The main advantage with ChArUco is that all light checker fields are uniquely coded and identifiable. This means that even partly occluded or non-ideal camera images can be used for calibration. For instance, strong ring lights may produce inhomogenous lighting on the calibration target (a region of semi-specular reflection), which would cause ordinary checkerboard detection to fail. With ChArUco, the remaining (good) saddle point detections can still be used. Saddle point localizations can be refined using subpixel detection just like checkerboards.
With observations close to image corners, this is an extremely useful property. As the target can be positioned such that the camera only sees it partly, we can gather information from the very edges and corners of the camera image. This usually leads to very good and robust determination of lens distortion parameters. For this reason, we highly recommend the use of ChArUco targets over normal checkerboard targets, when Calibrator, libCalib, or OpenCV 3.x is available.
In addition to the above mentioned benefits, ChArUco targets with non-overlapping id ranges can be used for network calibration, which allows to cover large fields-of-view with a collection of targets.
Checkerboard marker targets
These are based on traditional checkerboards, and can use the same detection algorithms. In addition, they contain three circles at their center, which allows for absolute referencing even with partial views of the checkerboard (as long as the circles are seen in all images). Hence, data from the image periphery can be included, which ensures that the fitted lens model is also valid in those parts of the image.
For stereo calibration tasks, the checkerboard marker target brings all the benefits of a coded target such as ChArUco, while needing fewer pixels for robust detection. Hence, denser checkerboards with more features can be used. These patterns are fully supported in Calibrator and libCalib with a single calibration target.
Circle girds are also a popular and very common calibration target design, based on circles, either with white circles on dark background or dark (black) circles on white background. In image processing terms, circles can be detected as "blobs" in the image. Some simple conditions on these binary blob regions, such as area, circularity, convexity, etc. can be applied to remove bad feature candidates. The
After finding suitable candidates, the regular structure of features is again used to identify and filter the pattern. The determination of circles can be done very accurately since all pixels on the periphery of circles can be used, decreasing the influence of image noise. However, in contrast to the saddle points in checkerboards, circles are imaged as ellipses under camera perspective. This perspective can be accounted for by means of image rectification. However, in addition, the unknown lens distortion means that the circles are not imaged as perfect ellipses, which adds a small bias. However, we can consider the distortion model as locally linear (obeying a perspective transformation / homography), so this error is very small in most lenses.

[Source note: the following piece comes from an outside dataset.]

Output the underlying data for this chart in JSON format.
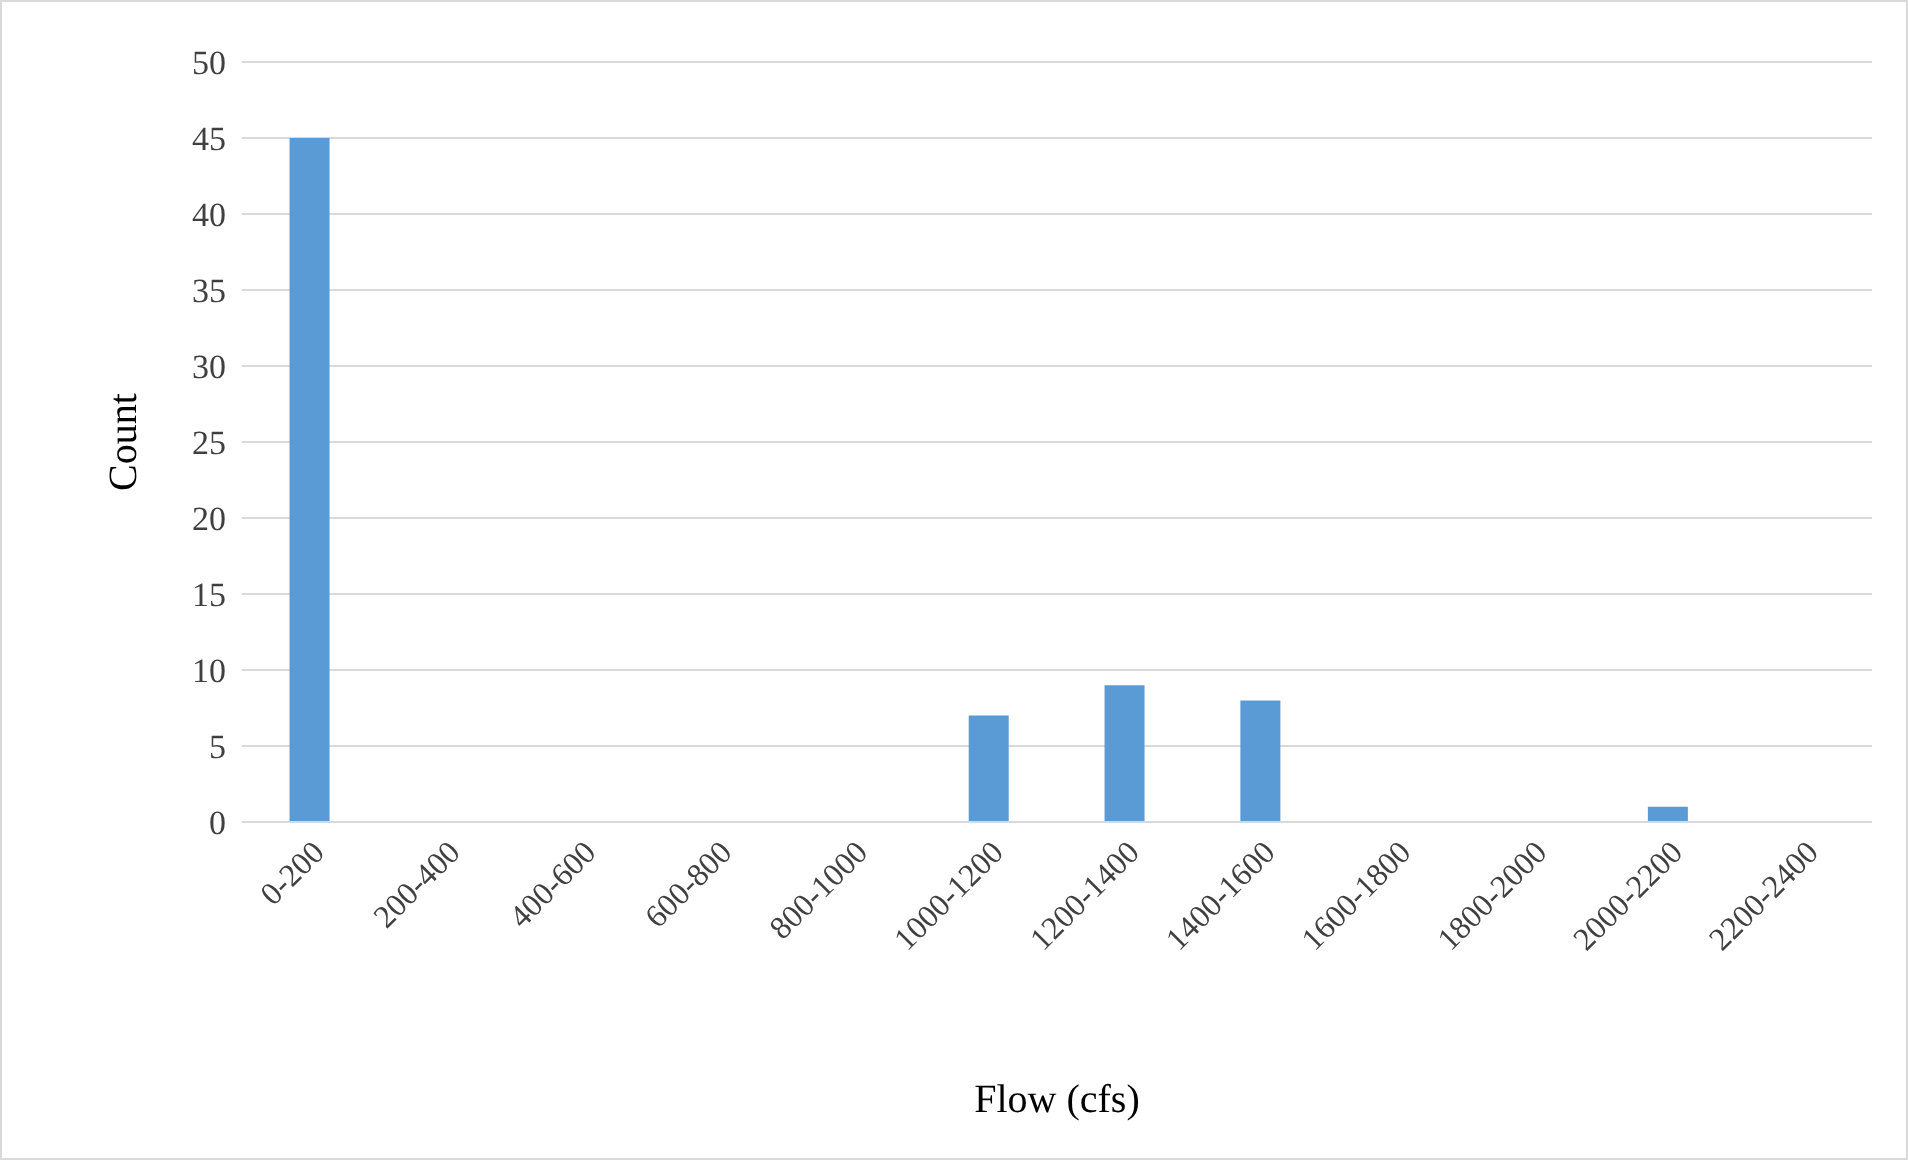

For high-accuracy calibration both the elliptical shape and the projected circle center need to be accounted for, especially with short focal length lenses and large circles. OpenCV does neither, and by default uses a simple blob detector to find the centroids of elliptical blobs. Calib Camera Calibrator does account for these effects and is able to produce more accurate results for circular targets.
An important difference between symmetric and asymmetric circle grids is that the former have a 180-degree ambiguity as explained in the "Checkerboard" section. Hence, for target geometry optimization and/or stereo calibration, asymmetric grids are necessary. Otherwise, there is not a big difference in the performance one should expect for either type.